The dpCLK W328 and E333 residues independently contribute to TAD-dependent and TAD-independent repression by dpCRY2. (A and B) Effects of dpCLK mutations (dpCLK W328A, dpCLK E333A, and dpCLK W328A/E333A) in the presence (A) or absence (B) of the dpBMAL1 C terminus. The monarch per E box luciferase reporter (dpPerEp_Luc; 10 ng) was used in the presence (+) of dpBMAL1 (A) or VP16–dpCYC-like (B) and dpCLK variants expression plasmids (5 ng each) with increasing doses of dpCRY2; amounts are given in nanograms. Firefly luciferase activity was computed relative to renilla luciferase activity. Each value is the mean ± SEM of three replicates. Western blots of V5-tagged dpCRY2 and Drosophila β-actin protein expression levels are shown below the graphs. *P < 0.05; **P < 0.01; ns, not significant (two-way ANOVA followed by Tukey’s post hoc test). (C) Coimmunoprecipitations (IP) of c-Myc–dpCLK and either VP16-dpBMAL1 or VP16-dpBMAL1ΔCter and of dpCYC-like–VP16 and c-Myc–dpCLK WT, c-Myc–dpCLK W328A, or c-Myc-dpCLK E333A by FLAG-dpCRY2 with anti-dpCRY2 R42 antibody from transfected S2 cells. Western blots (WB) were performed using the indicated antibodies. The double band for dpCYC-like–VP16 likely corresponds to alternatively used translation initiation sites.

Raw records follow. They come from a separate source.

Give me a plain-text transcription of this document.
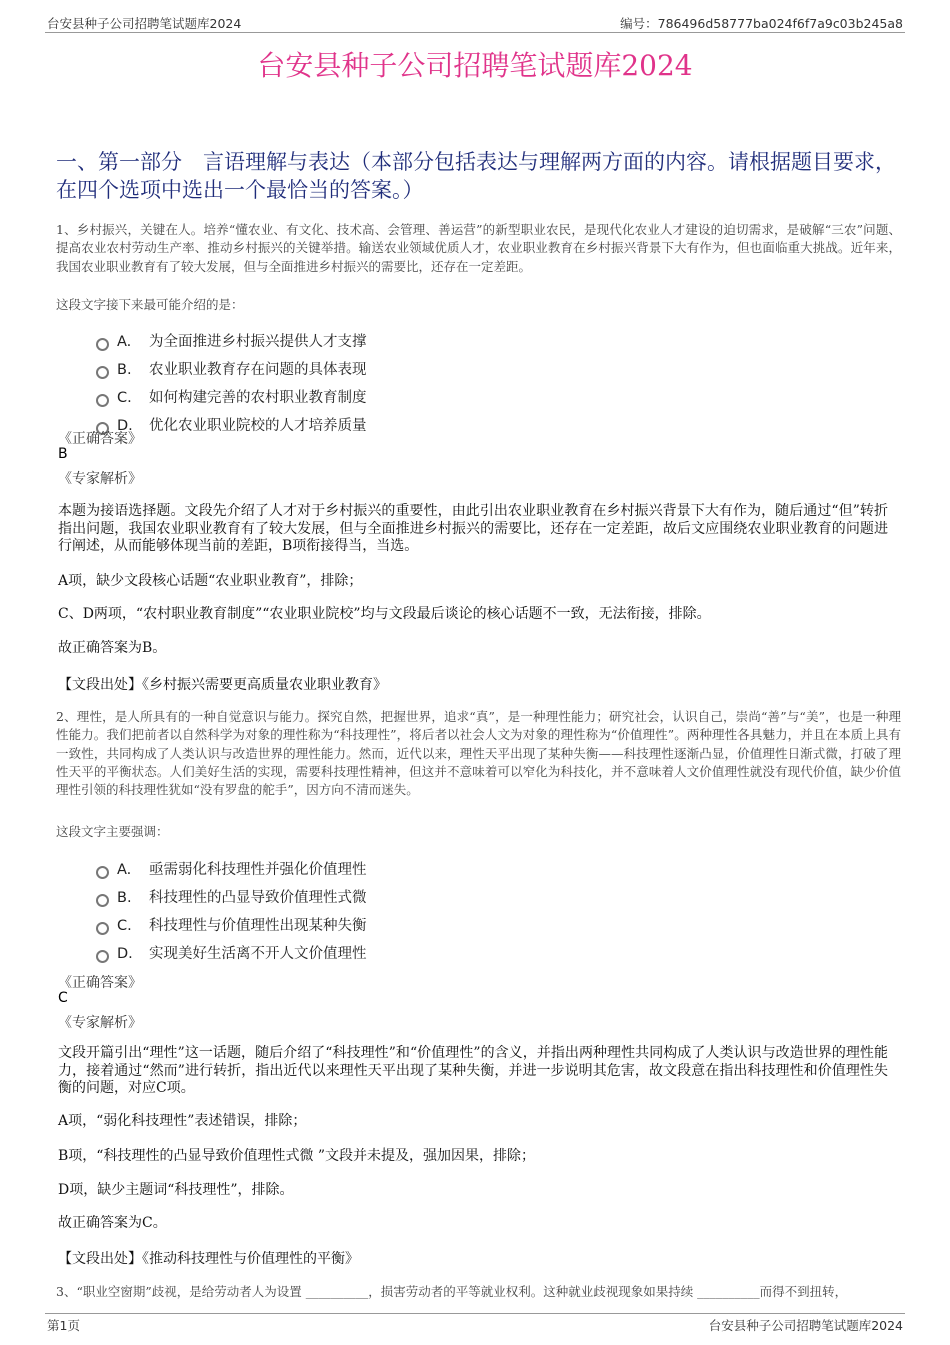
台安县种子公司招聘笔试题库2024	编号：786496d58777ba024f6f7a9c03b245a8
台安县种子公司招聘笔试题库2024
一、第一部分　言语理解与表达（本部分包括表达与理解两方面的内容。请根据题目要求，在四个选项中选出一个最恰当的答案。）
1、乡村振兴，关键在人。培养“懂农业、有文化、技术高、会管理、善运营”的新型职业农民，是现代化农业人才建设的迫切需求，是破解“三农”问题、提高农业农村劳动生产率、推动乡村振兴的关键举措。输送农业领域优质人才，农业职业教育在乡村振兴背景下大有作为，但也面临重大挑战。近年来，我国农业职业教育有了较大发展，但与全面推进乡村振兴的需要比，还存在一定差距。
这段文字接下来最可能介绍的是：
A. 为全面推进乡村振兴提供人才支撑
B. 农业职业教育存在问题的具体表现
C. 如何构建完善的农村职业教育制度
D. 优化农业职业院校的人才培养质量
《正确答案》
B
《专家解析》
本题为接语选择题。文段先介绍了人才对于乡村振兴的重要性，由此引出农业职业教育在乡村振兴背景下大有作为，随后通过“但”转折指出问题，我国农业职业教育有了较大发展，但与全面推进乡村振兴的需要比，还存在一定差距，故后文应围绕农业职业教育的问题进行阐述，从而能够体现当前的差距，B项衔接得当，当选。
A项，缺少文段核心话题“农业职业教育”，排除；
C、D两项，“农村职业教育制度”“农业职业院校”均与文段最后谈论的核心话题不一致，无法衔接，排除。
故正确答案为B。
【文段出处】《乡村振兴需要更高质量农业职业教育》
2、理性，是人所具有的一种自觉意识与能力。探究自然，把握世界，追求“真”，是一种理性能力；研究社会，认识自己，崇尚“善”与“美”，也是一种理性能力。我们把前者以自然科学为对象的理性称为“科技理性”，将后者以社会人文为对象的理性称为“价值理性”。两种理性各具魅力，并且在本质上具有一致性，共同构成了人类认识与改造世界的理性能力。然而，近代以来，理性天平出现了某种失衡——科技理性逐渐凸显，价值理性日渐式微，打破了理性天平的平衡状态。人们美好生活的实现，需要科技理性精神，但这并不意味着可以窄化为科技化，并不意味着人文价值理性就没有现代价值，缺少价值理性引领的科技理性犹如“没有罗盘的舵手”，因方向不清而迷失。
这段文字主要强调：
A. 亟需弱化科技理性并强化价值理性
B. 科技理性的凸显导致价值理性式微
C. 科技理性与价值理性出现某种失衡
D. 实现美好生活离不开人文价值理性
《正确答案》
C
《专家解析》
文段开篇引出“理性”这一话题，随后介绍了“科技理性”和“价值理性”的含义，并指出两种理性共同构成了人类认识与改造世界的理性能力，接着通过“然而”进行转折，指出近代以来理性天平出现了某种失衡，并进一步说明其危害，故文段意在指出科技理性和价值理性失衡的问题，对应C项。
A项，“弱化科技理性”表述错误，排除；
B项，“科技理性的凸显导致价值理性式微 ”文段并未提及，强加因果，排除；
D项，缺少主题词“科技理性”，排除。
故正确答案为C。
【文段出处】《推动科技理性与价值理性的平衡》
3、“职业空窗期”歧视，是给劳动者人为设置 __________，损害劳动者的平等就业权利。这种就业歧视现象如果持续 __________而得不到扭转，
第1页	台安县种子公司招聘笔试题库2024
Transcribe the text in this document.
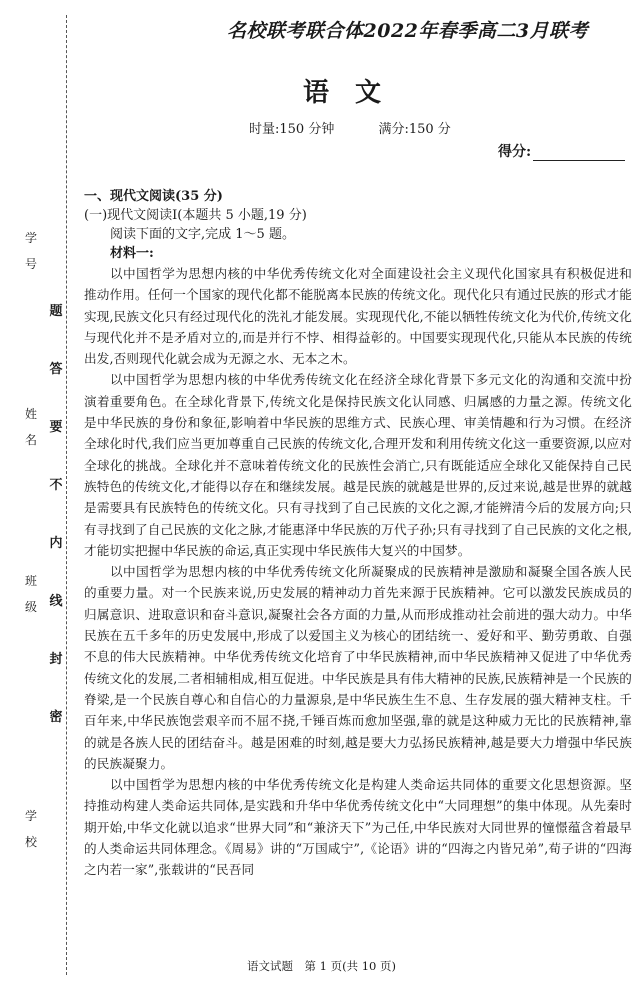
学

号
姓

名
班

级
学

校
题
答
要
不
内
线
封
密
名校联考联合体2022年春季高二3月联考
语文
时量:150 分钟	满分:150 分
得分:

一、现代文阅读(35 分)

(一)现代文阅读Ⅰ(本题共 5 小题,19 分)

阅读下面的文字,完成 1～5 题。

材料一:

以中国哲学为思想内核的中华优秀传统文化对全面建设社会主义现代化国家具有积极促进和推动作用。任何一个国家的现代化都不能脱离本民族的传统文化。现代化只有通过民族的形式才能实现,民族文化只有经过现代化的洗礼才能发展。实现现代化,不能以牺牲传统文化为代价,传统文化与现代化并不是矛盾对立的,而是并行不悖、相得益彰的。中国要实现现代化,只能从本民族的传统出发,否则现代化就会成为无源之水、无本之木。

以中国哲学为思想内核的中华优秀传统文化在经济全球化背景下多元文化的沟通和交流中扮演着重要角色。在全球化背景下,传统文化是保持民族文化认同感、归属感的力量之源。传统文化是中华民族的身份和象征,影响着中华民族的思维方式、民族心理、审美情趣和行为习惯。在经济全球化时代,我们应当更加尊重自己民族的传统文化,合理开发和利用传统文化这一重要资源,以应对全球化的挑战。全球化并不意味着传统文化的民族性会消亡,只有既能适应全球化又能保持自己民族特色的传统文化,才能得以存在和继续发展。越是民族的就越是世界的,反过来说,越是世界的就越是需要具有民族特色的传统文化。只有寻找到了自己民族的文化之源,才能辨清今后的发展方向;只有寻找到了自己民族的文化之脉,才能惠泽中华民族的万代子孙;只有寻找到了自己民族的文化之根,才能切实把握中华民族的命运,真正实现中华民族伟大复兴的中国梦。

以中国哲学为思想内核的中华优秀传统文化所凝聚成的民族精神是激励和凝聚全国各族人民的重要力量。对一个民族来说,历史发展的精神动力首先来源于民族精神。它可以激发民族成员的归属意识、进取意识和奋斗意识,凝聚社会各方面的力量,从而形成推动社会前进的强大动力。中华民族在五千多年的历史发展中,形成了以爱国主义为核心的团结统一、爱好和平、勤劳勇敢、自强不息的伟大民族精神。中华优秀传统文化培育了中华民族精神,而中华民族精神又促进了中华优秀传统文化的发展,二者相辅相成,相互促进。中华民族是具有伟大精神的民族,民族精神是一个民族的脊梁,是一个民族自尊心和自信心的力量源泉,是中华民族生生不息、生存发展的强大精神支柱。千百年来,中华民族饱尝艰辛而不屈不挠,千锤百炼而愈加坚强,靠的就是这种威力无比的民族精神,靠的就是各族人民的团结奋斗。越是困难的时刻,越是要大力弘扬民族精神,越是要大力增强中华民族的民族凝聚力。

以中国哲学为思想内核的中华优秀传统文化是构建人类命运共同体的重要文化思想资源。坚持推动构建人类命运共同体,是实践和升华中华优秀传统文化中“大同理想”的集中体现。从先秦时期开始,中华文化就以追求“世界大同”和“兼济天下”为己任,中华民族对大同世界的憧憬蕴含着最早的人类命运共同体理念。《周易》讲的“万国咸宁”,《论语》讲的“四海之内皆兄弟”,荀子讲的“四海之内若一家”,张载讲的“民吾同

语文试题　第 1 页(共 10 页)
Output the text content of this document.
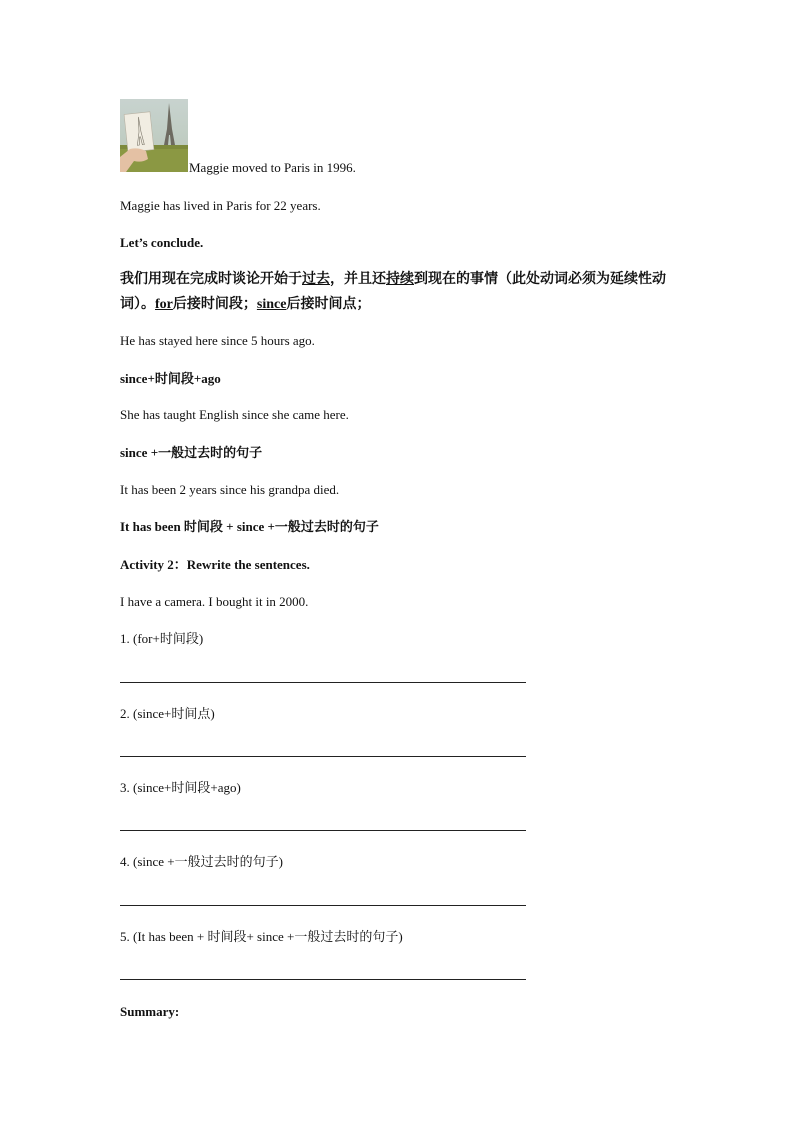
Maggie moved to Paris in 1996.
Maggie has lived in Paris for 22 years.
Let’s conclude.
我们用现在完成时谈论开始于过去，并且还持续到现在的事情（此处动词必须为延续性动
词）。for后接时间段；since后接时间点；
He has stayed here since 5 hours ago.
since+时间段+ago
She has taught English since she came here.
since +一般过去时的句子
It has been 2 years since his grandpa died.
It has been 时间段 + since +一般过去时的句子
Activity 2：Rewrite the sentences.
I have a camera. I bought it in 2000.
1. (for+时间段)
2. (since+时间点)
3. (since+时间段+ago)
4. (since +一般过去时的句子)
5. (It has been + 时间段+ since +一般过去时的句子)
Summary:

The top band was quantified in D. (D) Quantification of C. For each protein, the relative intensity corresponds to the intensity of IP over input signal measured using Image J in each condition, relative to the intensity of IP over input signal of dpCRY2, WT dpCLK, and WT dpBMAL1. Each value is the mean ± SEM of three independent experiments. dpCLK variants, P < 0.05; dpBMAL1 variants, P < 0.005; dpCRY2, P = 0.96 (one-way ANOVA). *P < 0.05; **P < 0.01 (Tukey’s post hoc test).

Fig. S6.

Similar to dpCLK, dpCLK W328A, E333A, and W328A/E333A do not activate transcription in absence of dpBMAL1. The monarch per E box luciferase reporter (dpPerEp_Luc; 10 ng) was used in the presence (+) of dpCLK variants (5 ng each) with (+) or without (−) dpBMAL1 expression plasmids (5 ng). Firefly luciferase activity was computed relative to renilla luciferase activity. Each value is the mean ± SEM of three replicates.